Há muito que é sabido que as nações e as tradições são construções ideológicas, mas nem por isso menos reais na vida dos homens que as determinações biológicas para os animais. Os trabalhos de Eric Hobsbawm e Trevor-Roper sobre o papel da invenção das tradições na legitimação do nacionalismo são a esse respeito exemplares: mostram que os trajes através dos quais os escoceses celebram a sua identidade nacional são, na verdade, bastante modernos e a própria ideia de que existe uma cultura e uma tradição específicas das chamadas ‘Terras Altas’ não passa de uma invenção retrospectiva.
A parte mais divertida das conclusões desses historiadores é a demonstração de que o famoso kilt escocês é uma invenção de um industrial inglês e não a recuperação de uma tradição ancestral. «O kilt é uma vestimenta absolutamente moderna, idealizada e vestida pela primeira vez por um industrial quaker inglês, que não o impôs aos montanheses para preservar o modo de vida tradicional deles, mas para facilitar a transformação deste mesmo modo de vida: para os trazer das urzes para a fábrica», defenderam. E, já agora, vender saias.
Vivemos quase meio século sem nenhuma comemoração dessa data que hoje muito nos garantem ser seminal na democracia portuguesa. Mas todos sabemos que a sua imposição tem muito mais a ver com o presente do que com o passado.
Durante 49 anos, ninguém saiu à rua para comemorar o 25 de Novembro. Mesmo agora, aquilo a que se assiste é uma imposição administrativa de uma data aos portugueses de cima para baixo.
A data é apenas usada para reescrever a História e tornar ‘antidemocratas’ os que lutaram pelo 25 de Abril e transformar em ‘democratas’ o que estavam no bem bom no 24 de Abril.
Não é que a data não tenha tido importância na época. O 25 de Novembro significou o fim da esquerda militar, do recobrar do poder da hierarquia castrense que não tinha estado com o derrube da ditadura: centenas de militares das alas mais à esquerda do MFA foram detidos e demitidos.
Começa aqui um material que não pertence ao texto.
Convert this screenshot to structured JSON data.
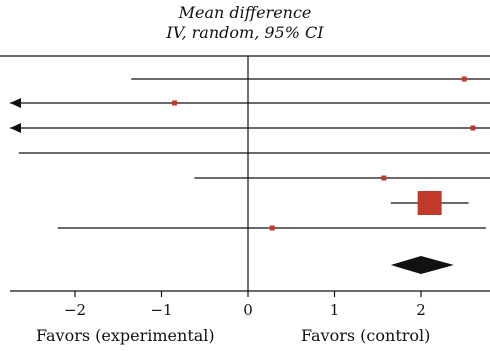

Mas as consequências não se ficaram por aqui, a grande maioria dos militares que participaram no 25 de Abril, mesmo os que ficaram do lado vencedor em 25 de Novembro, começaram a ser castigados, em termos de promoções, por terem ousado ultrapassar a hierarquia no derrube do fascismo em Abril de 1974.
O saldo do 25 de Novembro em termos de liberdades é igualmente duvidoso. Mais de 150 jornalistas são despedidos nos meios de comunicação do Estado, só em Lisboa, vêem as suas carreiras amputadas e são mandados ilegalmente para o desemprego.
Apesar disso, do ponto de vista político, nem o governo muda com o 25 de Novembro, nem a Constituição que consagra a revolução deixa de ser aprovada pouco tempo depois.
É verdade que o CDS vota contra o texto na globalidade, mas na especialidade vota muitos dos artigos revolucionários, como a sociedade sem classes.
Aliás, aquilo que caracterizou a direita nessa época foi a repetição histriónica da maioria dos slogans revolucionários. A comemoração retrospectiva do 25 de Novembro significa fingirem ter dito, na altura, coisas que calaram por oportunismo político.
A comemoração no parlamento do 25 de Novembro na próxima segunda-feira, mostra que a sociedade portuguesa está muito mais à direita, com partidos como o Chega e a Iniciativa Liberal, e a um passo de recuperar o 24 de Abril e criticar a revolução.
Relembremos, portanto, a essa gente: foi apenas o 25 de Abril que acabou com quase meio século de ditadura.